ETL is the most common method used when transferring data from a source system to a data warehouse. But there are cases where you might want to use ELT. What is the difference between the two? Read on:
Extract, Transform, and Load (ETL) is a process that involves extracting data from outside sources, transforming it to fit operational needs (sometimes using staging tables), then loading it into the end target database or data warehouse. This approach is reasonable as long as many different databases are involved in your data warehouse landscape. In this scenario you have to transport data from one place to another anyway, so it’s a legitimate way to do the transformation work in a separate specialized engine. Typically the entire process is done in SSIS using data flows.
Extract, Load, Transform (ELT) is a process where data is extracted for the source, then loaded into a staging table in the database, transforming it where it sits in the database and then loading it into the target database or data warehouse. When the data is extracted from the source into the staging tables, it is a raw copy, meaning you keep the column names the same as in the source database and you don’t convert data, calculate new data fields, etc. You may however filter unneeded rows and columns as you extract data so that you don’t waste resources on unneeded data. The process of moving data from the source to the staging tables is done in SSIS using data flows, but the process of moving the data from the staging tables to the data warehouse can be done with T-SQL instead for a performance boost along with the fact that it is usually easier to code than using SSIS data transformations.

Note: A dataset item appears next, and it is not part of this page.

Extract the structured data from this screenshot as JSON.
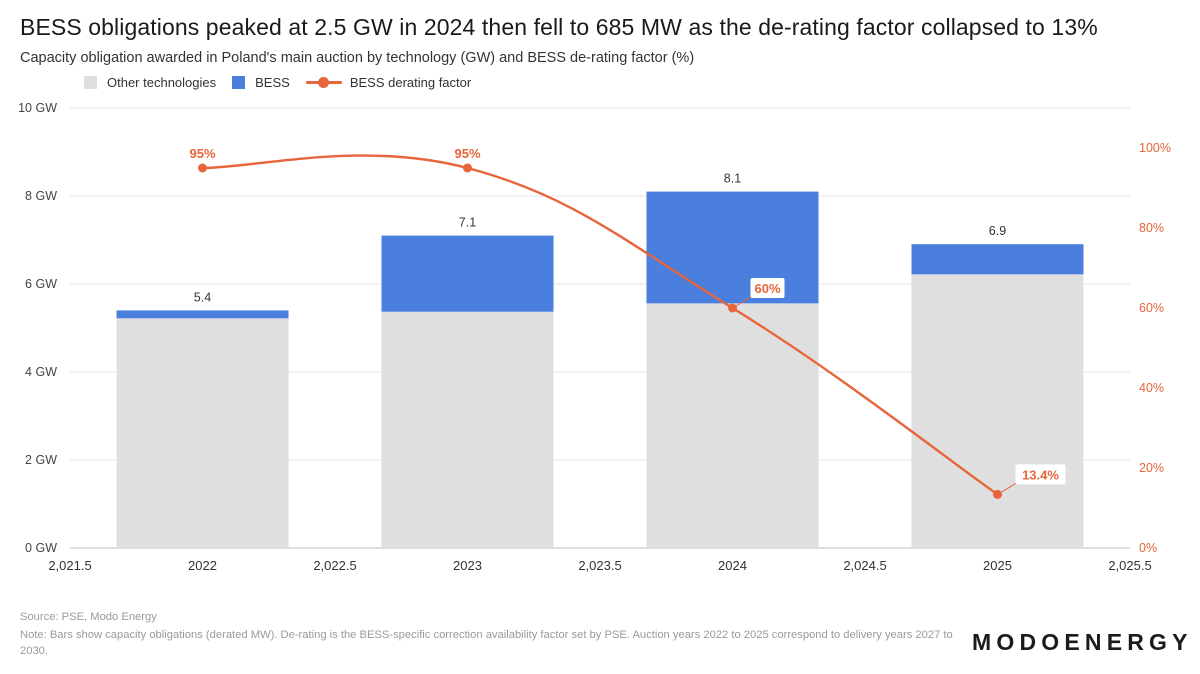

ELT should be used, instead of ETL, in these various cases :
- There are big volumes of data
- The source database and the target database are the same
- The database engine is well adapted for that kind of processing, such as PDW, which is great at loading massive amounts of data very quickly
So in short, when using ETL the transformations are processed by the ETL tools, while in ELT the transformations are processed by the target datasource.

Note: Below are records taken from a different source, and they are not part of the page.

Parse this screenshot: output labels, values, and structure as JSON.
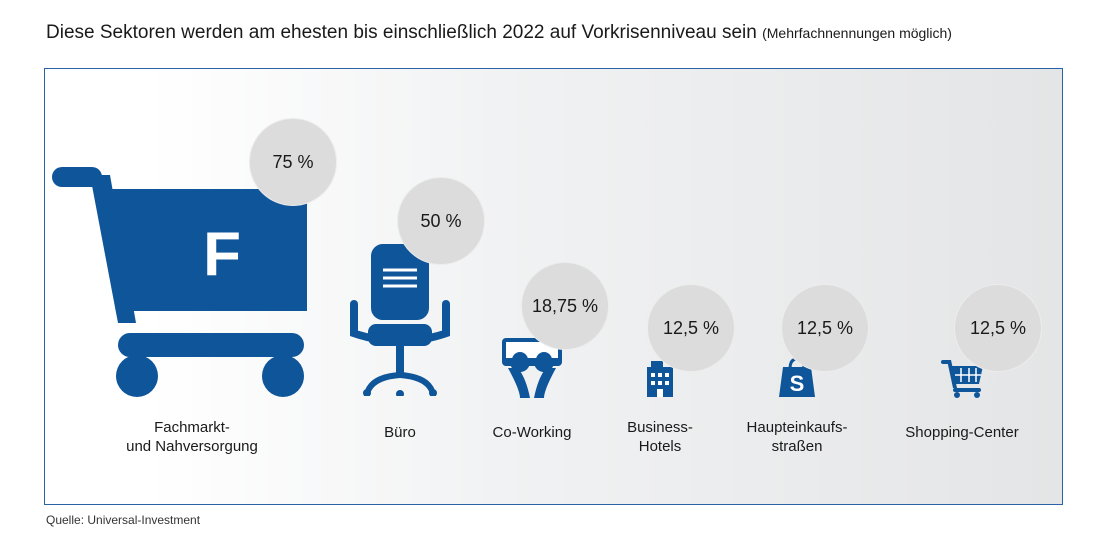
{
  "title": "Diese Sektoren werden am ehesten bis einschließlich 2022 auf Vorkrisenniveau sein",
  "subtitle": "(Mehrfachnennungen möglich)",
  "source": "Quelle: Universal-Investment",
  "colors": {
    "icon": "#0f5599",
    "bubble": "#dcdcdc",
    "frame": "#2a63a8"
  },
  "chart_data": {
    "type": "bar",
    "title": "Diese Sektoren werden am ehesten bis einschließlich 2022 auf Vorkrisenniveau sein",
    "categories": [
      "Fachmarkt- und Nahversorgung",
      "Büro",
      "Co-Working",
      "Business-Hotels",
      "Haupteinkaufsstraßen",
      "Shopping-Center"
    ],
    "values": [
      75,
      50,
      18.75,
      12.5,
      12.5,
      12.5
    ],
    "unit": "%",
    "value_labels": [
      "75 %",
      "50 %",
      "18,75 %",
      "12,5 %",
      "12,5 %",
      "12,5 %"
    ],
    "category_labels": [
      [
        "Fachmarkt-",
        "und Nahversorgung"
      ],
      [
        "Büro"
      ],
      [
        "Co-Working"
      ],
      [
        "Business-",
        "Hotels"
      ],
      [
        "Haupteinkaufs-",
        "straßen"
      ],
      [
        "Shopping-Center"
      ]
    ],
    "icons": [
      "shopping-cart-icon",
      "office-chair-icon",
      "coworking-icon",
      "hotel-building-icon",
      "shopping-bag-icon",
      "shopping-cart-icon"
    ],
    "cart_letter": "F"
  }
}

ELT has the benefit of minimizing the processing on the source since no transforming is being done, which can be extremely important if the source is a production system where you could be impacting the user experience as opposed to a copy of the source (via replication, database snapshot, etc). The negative of this approach is it may take longer to get the data into the data warehouse as with the staging tables you have an extra step in the process, and you will need more disk space for the staging tables.